There is alignment that AI-assisted content must be reviewed by competent personnel to ensure accuracy and CGMP compliance, and that Quality Unit responsibility is not reduced when AI is involved, with the message being that AI use requires proper governance, literacy, and expertise.
Both conservative and progressive sources agree the FDA is not discouraging AI adoption but requiring it be implemented within a controlled, risk-based framework, and that benefits are sustainable only when paired with structured governance, validation, and monitoring.
Even critics of accelerated approval acknowledge 'there's no easy way for the agency to strike the perfect balance between sufficient speed and ample information,' particularly for serious or life-threatening diseases.
Objective Deep Dive

Under FDA Commissioner Marty Makary in the Trump administration, the agency has undergone significant change, including shifting approval standards, embedding AI in review workflows, and offering expedited reviews for medicines supporting 'national interests,' all reflecting an agenda centered on accelerating drug development. Simultaneously, on January 14, 2026, the FDA and EMA jointly released 10 Guiding Principles of Good AI Practice covering the entire product lifecycle, emphasizing human-centric design, a risk-based approach, multidisciplinary expertise, and clear documentation.
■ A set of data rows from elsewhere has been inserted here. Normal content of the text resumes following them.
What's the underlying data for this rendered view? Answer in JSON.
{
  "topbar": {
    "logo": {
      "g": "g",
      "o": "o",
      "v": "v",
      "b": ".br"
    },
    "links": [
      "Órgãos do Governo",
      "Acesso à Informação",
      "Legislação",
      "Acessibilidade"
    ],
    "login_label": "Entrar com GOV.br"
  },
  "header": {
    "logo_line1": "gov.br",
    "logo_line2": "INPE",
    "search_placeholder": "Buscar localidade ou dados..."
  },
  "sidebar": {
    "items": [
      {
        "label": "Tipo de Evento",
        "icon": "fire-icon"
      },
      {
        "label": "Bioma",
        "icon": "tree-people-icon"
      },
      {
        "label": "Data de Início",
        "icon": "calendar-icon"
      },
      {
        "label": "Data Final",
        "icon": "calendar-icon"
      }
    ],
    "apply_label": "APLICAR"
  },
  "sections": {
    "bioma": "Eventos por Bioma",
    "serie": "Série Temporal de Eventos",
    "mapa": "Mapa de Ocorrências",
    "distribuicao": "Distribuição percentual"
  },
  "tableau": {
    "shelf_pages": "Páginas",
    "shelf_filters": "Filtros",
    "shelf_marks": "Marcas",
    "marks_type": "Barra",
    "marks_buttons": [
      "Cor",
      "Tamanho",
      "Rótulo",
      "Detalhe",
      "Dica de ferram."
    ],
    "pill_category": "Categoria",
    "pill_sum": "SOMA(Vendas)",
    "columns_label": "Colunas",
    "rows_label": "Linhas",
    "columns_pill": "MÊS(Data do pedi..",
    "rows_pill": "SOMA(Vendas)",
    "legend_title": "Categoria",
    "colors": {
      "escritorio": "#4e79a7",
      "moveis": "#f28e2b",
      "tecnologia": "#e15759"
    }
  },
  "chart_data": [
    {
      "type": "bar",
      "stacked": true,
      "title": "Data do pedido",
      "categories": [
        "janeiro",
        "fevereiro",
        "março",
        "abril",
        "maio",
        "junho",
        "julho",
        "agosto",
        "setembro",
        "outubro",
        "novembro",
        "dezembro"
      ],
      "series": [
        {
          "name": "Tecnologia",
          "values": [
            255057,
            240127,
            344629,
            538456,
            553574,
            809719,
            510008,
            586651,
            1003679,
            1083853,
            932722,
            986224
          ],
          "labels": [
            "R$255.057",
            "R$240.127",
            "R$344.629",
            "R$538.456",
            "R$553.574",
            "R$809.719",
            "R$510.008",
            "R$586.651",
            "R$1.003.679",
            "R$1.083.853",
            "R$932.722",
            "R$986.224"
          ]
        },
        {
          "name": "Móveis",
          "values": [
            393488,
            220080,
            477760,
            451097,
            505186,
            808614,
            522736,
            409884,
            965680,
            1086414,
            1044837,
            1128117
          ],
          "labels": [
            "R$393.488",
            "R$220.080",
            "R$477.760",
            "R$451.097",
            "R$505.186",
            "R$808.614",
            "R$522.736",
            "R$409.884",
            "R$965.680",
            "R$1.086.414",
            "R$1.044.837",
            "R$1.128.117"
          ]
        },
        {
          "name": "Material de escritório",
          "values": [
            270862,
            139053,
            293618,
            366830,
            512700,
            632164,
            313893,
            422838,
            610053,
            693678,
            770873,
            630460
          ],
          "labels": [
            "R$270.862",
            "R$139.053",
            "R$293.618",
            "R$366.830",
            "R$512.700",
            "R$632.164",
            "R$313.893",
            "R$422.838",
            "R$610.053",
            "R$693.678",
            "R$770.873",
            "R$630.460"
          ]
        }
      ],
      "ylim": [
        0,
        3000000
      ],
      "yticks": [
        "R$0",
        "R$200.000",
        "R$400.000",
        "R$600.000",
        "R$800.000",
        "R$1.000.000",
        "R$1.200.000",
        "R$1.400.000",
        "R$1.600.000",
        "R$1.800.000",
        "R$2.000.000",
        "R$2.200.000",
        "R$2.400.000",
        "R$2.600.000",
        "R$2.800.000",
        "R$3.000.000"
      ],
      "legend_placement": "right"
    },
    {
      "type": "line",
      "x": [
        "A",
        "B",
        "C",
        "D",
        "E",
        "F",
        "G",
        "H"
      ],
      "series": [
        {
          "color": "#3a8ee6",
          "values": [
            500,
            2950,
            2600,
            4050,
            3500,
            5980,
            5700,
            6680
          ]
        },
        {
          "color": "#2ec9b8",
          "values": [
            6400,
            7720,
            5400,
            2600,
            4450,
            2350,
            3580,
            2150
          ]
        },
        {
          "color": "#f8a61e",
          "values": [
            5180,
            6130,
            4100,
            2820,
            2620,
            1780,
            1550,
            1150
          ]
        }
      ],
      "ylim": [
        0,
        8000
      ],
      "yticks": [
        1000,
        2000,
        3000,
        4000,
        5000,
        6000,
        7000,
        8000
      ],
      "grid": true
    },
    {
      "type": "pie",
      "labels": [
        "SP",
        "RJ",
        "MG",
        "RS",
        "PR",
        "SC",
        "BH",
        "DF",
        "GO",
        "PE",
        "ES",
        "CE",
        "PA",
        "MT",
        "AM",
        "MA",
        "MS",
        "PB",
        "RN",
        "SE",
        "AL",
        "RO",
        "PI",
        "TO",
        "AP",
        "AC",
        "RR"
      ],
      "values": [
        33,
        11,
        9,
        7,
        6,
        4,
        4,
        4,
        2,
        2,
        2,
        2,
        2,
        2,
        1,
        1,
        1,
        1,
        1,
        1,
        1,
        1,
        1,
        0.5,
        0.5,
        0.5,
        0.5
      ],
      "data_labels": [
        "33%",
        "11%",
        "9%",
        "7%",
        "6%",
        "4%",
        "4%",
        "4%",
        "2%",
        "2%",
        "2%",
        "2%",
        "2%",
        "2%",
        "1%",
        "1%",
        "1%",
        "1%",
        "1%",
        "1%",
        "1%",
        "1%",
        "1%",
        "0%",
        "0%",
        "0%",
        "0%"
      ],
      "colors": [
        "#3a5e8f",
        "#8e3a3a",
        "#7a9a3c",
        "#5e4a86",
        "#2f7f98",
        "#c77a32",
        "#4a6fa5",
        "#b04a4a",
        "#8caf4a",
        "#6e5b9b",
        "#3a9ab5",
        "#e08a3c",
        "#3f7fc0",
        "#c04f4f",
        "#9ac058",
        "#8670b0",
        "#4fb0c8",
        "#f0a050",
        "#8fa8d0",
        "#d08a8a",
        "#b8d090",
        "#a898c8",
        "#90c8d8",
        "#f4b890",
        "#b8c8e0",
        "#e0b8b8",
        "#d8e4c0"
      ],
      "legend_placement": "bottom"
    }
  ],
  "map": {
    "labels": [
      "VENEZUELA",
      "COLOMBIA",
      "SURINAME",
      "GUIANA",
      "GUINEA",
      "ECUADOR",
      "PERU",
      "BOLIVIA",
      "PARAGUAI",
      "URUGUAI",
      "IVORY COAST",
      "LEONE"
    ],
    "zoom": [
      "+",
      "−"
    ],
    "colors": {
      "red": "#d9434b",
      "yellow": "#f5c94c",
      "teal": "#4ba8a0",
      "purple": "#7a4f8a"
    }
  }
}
The April 2026 Purolea warning letter reveals a critical tension: the failure reflected three stacked failures—a management decision to substitute AI for regulatory expertise, a Quality Unit without literacy to detect omissions, and an accountability structure that approved output anyway. This echoes broader organizational failures seen in other sectors when adoption outpaces literacy. However, both left and right miss important aspects of the underlying debate. The left focuses on political pressure for speed without acknowledging legitimate gains from expedited pathways for serious diseases; the right emphasizes lost expertise without addressing genuine risks of over-reliance on algorithmic outputs that can hallucinate or omit critical information. Researcher Aaron Kesselheim argues 'it doesn't make any sense for the FDA to voluntarily take power away from itself to make decisions about what kind of testing is necessary,' suggesting FDA already had flexibility in oversight—the question is how to use it responsibly. The real issue is not whether to use AI, but how to ensure humans remain meaningfully accountable—a position both sides nominally support but implement very differently.

The FDA received extensive feedback on its draft guidance from industry, academia, patient groups, and software vendors, with final guidance expected in Q2 2026. Watch for whether final guidance clarifies accountability for novel AI types (generative AI, large language models) that evolved after the draft was written, and whether it provides sufficient flexibility for legitimate innovation while preventing the failures revealed in the Purolea case.

◈ Tone Comparison

Democratic coverage uses phrases like 'intensifying scrutiny,' 'putting politics over science,' and emphasizes concerns about 'legal challenges' and 'rushed reviews,' while conservative outlets like National Review characterize the FDA's accountability stance as regulatory 'excess' and complaint of 'talks a big game on deregulation, but it's not paired with real action,' reflecting fundamentally different views on whether the issue is too much or too little oversight.